Com a ajuda de antidepressivos, terapia de conversa e compartilhando suas experiências com sua rede social, Lindenmuth começou a se sentir melhor. Aos poucos, ela começou a se exercitar mais e redescobriu seu amor por cozinhar, dançar e passar tempo com os amigos. “Agora estou me sentindo ótima e tenho a energia que costumava ter”, comemora. “Também recuperei minha criatividade, bem como uma sensação de clareza que não tinha há muito tempo”, complementa. “Estou feliz por estar melhor.”
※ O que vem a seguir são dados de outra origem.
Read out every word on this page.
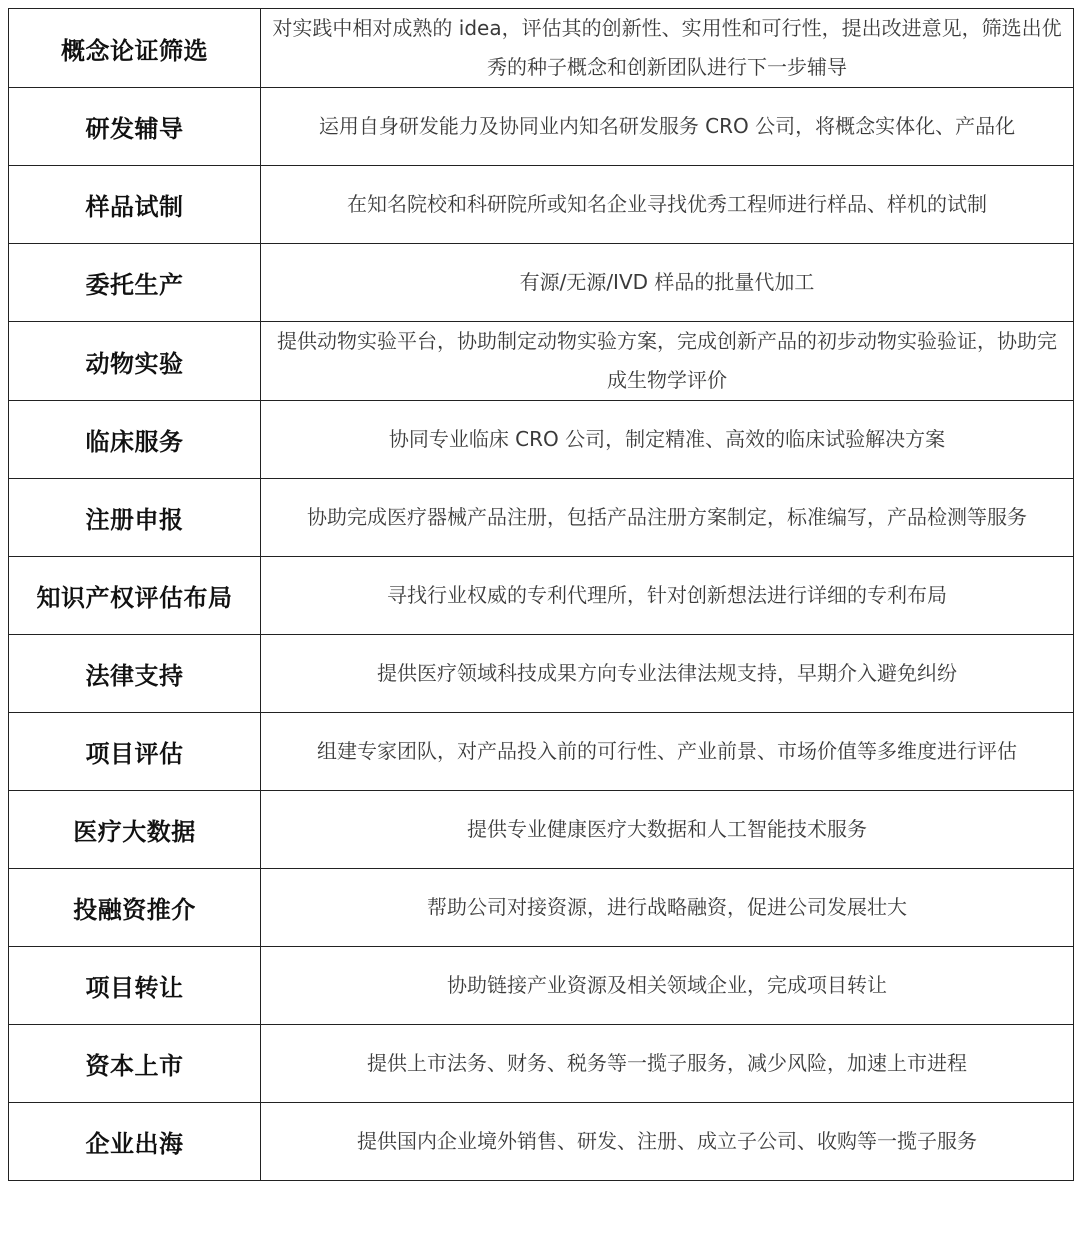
概念论证筛选	对实践中相对成熟的 idea，评估其的创新性、实用性和可行性，提出改进意见，筛选出优秀的种子概念和创新团队进行下一步辅导
研发辅导	运用自身研发能力及协同业内知名研发服务 CRO 公司，将概念实体化、产品化
样品试制	在知名院校和科研院所或知名企业寻找优秀工程师进行样品、样机的试制
委托生产	有源/无源/IVD 样品的批量代加工
动物实验	提供动物实验平台，协助制定动物实验方案，完成创新产品的初步动物实验验证，协助完成生物学评价
临床服务	协同专业临床 CRO 公司，制定精准、高效的临床试验解决方案
注册申报	协助完成医疗器械产品注册，包括产品注册方案制定，标准编写，产品检测等服务
知识产权评估布局	寻找行业权威的专利代理所，针对创新想法进行详细的专利布局
法律支持	提供医疗领域科技成果方向专业法律法规支持，早期介入避免纠纷
项目评估	组建专家团队，对产品投入前的可行性、产业前景、市场价值等多维度进行评估
医疗大数据	提供专业健康医疗大数据和人工智能技术服务
投融资推介	帮助公司对接资源，进行战略融资，促进公司发展壮大
项目转让	协助链接产业资源及相关领域企业，完成项目转让
资本上市	提供上市法务、财务、税务等一揽子服务，减少风险，加速上市进程
企业出海	提供国内企业境外销售、研发、注册、成立子公司、收购等一揽子服务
Quando se trata de experimentar a depressão pós-Covid e obter alívio, Lindenmuth está em boa companhia. “Gostaria que as pessoas soubessem que a depressão pós-Covid é muito, muito comum e que há esperança – a pesquisa está mostrando que existem maneiras de tratar a depressão pós-Covid, assim como existem para outras formas de depressão”, salienta Potter. “Mesmo que a doença não seja completamente compreendida, não estamos reinventando a roda.”